Autorenportrait
Erika Burkart, (1922-2010), schrieb Prosastücke, Romane und vor allem Lyrik. Sie lebte mit ihrem Mann Ernst Halter in einem alten Äbtehaus in Aargau, das mitsamt seinem 'Gartenparadies' eine wichtige Rolle in ihrem Werk spielt. Die Schweizerin gilt als eine bedeutendsten Lyrikerinnen im deutschsprachigen Raum. Ihre letzten Gedichte sind bei Weissbooks neu erschienen
Leseprobe
Was wir äußern in Briefen, Gesprächen ist meist nicht mehr als die Spitze des Eisbergs. Unter Wasser zieht, was uns umtreibt. In der Schrift wird das aus der Gedankenpuppe befreite Wort selbständig, der Falter setzt sich ab, hebt sich weg. Der Preis der Freiheit ist Ausgesetztheit. Beim Freischälen von Erinnerungen stoße ich in Dunkelkammern auf Negative, die zu entwickeln ich das schriftliche Wort benötige. Im Prozedere der Niederschrift präzisieren sich die Bilder. Falls Vergessen und Verschweigen natürliche, nicht durch Krankheit bewirkte Vorgänge sind, haben Vergessenes und Verschwiegenes ihre eigene Dichte und teil an der Fülle der Existenz. Wenn man zwei Spiegel einander zukehrt, entsteht eine unendliche Reihe, ein grenzenloser Raum. Jeder Spiegel wirft mit dem Abbild seines Gegenübers auch sein eigenes, von diesem gerahmtes Spiegelbild zurück': obiges Phänomen erfuhr ich früh, stand ich im Elternschlafzimmer zwischen Waschtischkommode und Spiegelschrank, betroffen über die vielen, in unabsehbaren Räumen gnomenhaft sowohl präsenten wie absenten Ferngestalten meiner selbst, die winkten, wenn ich winkte. (.) Allein zwischen den elterlichen Spiegeln stehend, muß das kleine Mädchen, vielleicht zum erstenmal schmerzlich bewußt, empfunden haben, dass jeder Ort, auch der heimatlichste, zu einem Unort, einer Dunkelstelle, einer Zelle des Ungeheuerlichen werden kann.
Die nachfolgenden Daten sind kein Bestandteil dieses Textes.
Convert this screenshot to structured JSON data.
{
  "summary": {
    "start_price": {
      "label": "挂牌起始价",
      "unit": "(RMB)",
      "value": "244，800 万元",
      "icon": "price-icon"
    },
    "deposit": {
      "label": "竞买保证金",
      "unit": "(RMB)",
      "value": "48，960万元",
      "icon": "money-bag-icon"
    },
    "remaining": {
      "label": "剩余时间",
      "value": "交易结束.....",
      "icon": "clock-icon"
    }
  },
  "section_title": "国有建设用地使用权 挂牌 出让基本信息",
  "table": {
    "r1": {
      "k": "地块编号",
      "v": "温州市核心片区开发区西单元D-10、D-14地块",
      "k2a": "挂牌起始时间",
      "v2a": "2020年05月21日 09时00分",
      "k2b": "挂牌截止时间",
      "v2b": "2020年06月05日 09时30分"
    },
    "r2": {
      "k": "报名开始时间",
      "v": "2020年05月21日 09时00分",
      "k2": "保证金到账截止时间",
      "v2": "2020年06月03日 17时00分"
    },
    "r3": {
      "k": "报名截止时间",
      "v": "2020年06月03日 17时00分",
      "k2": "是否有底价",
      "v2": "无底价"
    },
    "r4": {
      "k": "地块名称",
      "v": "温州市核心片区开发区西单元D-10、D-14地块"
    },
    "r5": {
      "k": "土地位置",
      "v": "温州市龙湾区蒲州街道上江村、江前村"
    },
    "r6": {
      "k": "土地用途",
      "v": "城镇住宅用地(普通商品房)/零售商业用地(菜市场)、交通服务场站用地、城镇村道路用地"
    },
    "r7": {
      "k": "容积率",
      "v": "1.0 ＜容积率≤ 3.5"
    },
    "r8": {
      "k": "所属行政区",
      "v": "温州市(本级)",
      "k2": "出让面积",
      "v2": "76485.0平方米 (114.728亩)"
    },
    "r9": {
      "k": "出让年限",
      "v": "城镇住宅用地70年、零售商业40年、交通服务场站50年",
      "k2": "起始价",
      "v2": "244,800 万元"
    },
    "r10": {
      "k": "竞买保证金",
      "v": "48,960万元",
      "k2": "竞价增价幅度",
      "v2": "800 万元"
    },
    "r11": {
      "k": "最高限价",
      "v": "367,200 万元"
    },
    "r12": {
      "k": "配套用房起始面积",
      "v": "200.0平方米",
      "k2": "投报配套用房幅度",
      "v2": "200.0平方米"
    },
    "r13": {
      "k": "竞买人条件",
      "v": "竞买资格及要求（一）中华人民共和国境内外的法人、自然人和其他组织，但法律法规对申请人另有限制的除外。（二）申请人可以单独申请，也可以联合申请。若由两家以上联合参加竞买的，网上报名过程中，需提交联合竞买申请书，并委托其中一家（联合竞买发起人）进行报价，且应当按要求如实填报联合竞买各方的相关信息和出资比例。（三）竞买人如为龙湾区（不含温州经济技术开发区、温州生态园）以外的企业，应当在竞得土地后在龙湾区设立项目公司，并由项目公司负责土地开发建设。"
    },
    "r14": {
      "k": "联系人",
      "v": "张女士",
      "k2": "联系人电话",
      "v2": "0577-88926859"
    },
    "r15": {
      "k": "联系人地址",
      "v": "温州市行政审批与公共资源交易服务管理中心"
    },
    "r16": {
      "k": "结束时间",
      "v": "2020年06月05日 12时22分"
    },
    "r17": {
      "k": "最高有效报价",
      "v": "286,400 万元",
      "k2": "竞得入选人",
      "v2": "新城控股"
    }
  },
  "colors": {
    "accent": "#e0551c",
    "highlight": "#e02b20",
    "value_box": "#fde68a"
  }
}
Drösle ich nachts mein Lebensgarn auf, weil ich nicht schlafen kann, oder kann ich nicht schlafen, weil die Überprüfung der einzelnen Fäden und Fasern (Abschnitte, Knoten, Risse) nicht zu umgeben ist, soll der dunkle Rest des Knäuels sich nicht verwirren. - Der Kern, um den das Garn gewunden war, wird erst sichtbar, wenn dieses bis auf ein Netz abgewickelt ist. Der Schluß eines Textes sei kein Riegel, sondern eine lautlos geschlossene, nicht verschlossene Tür.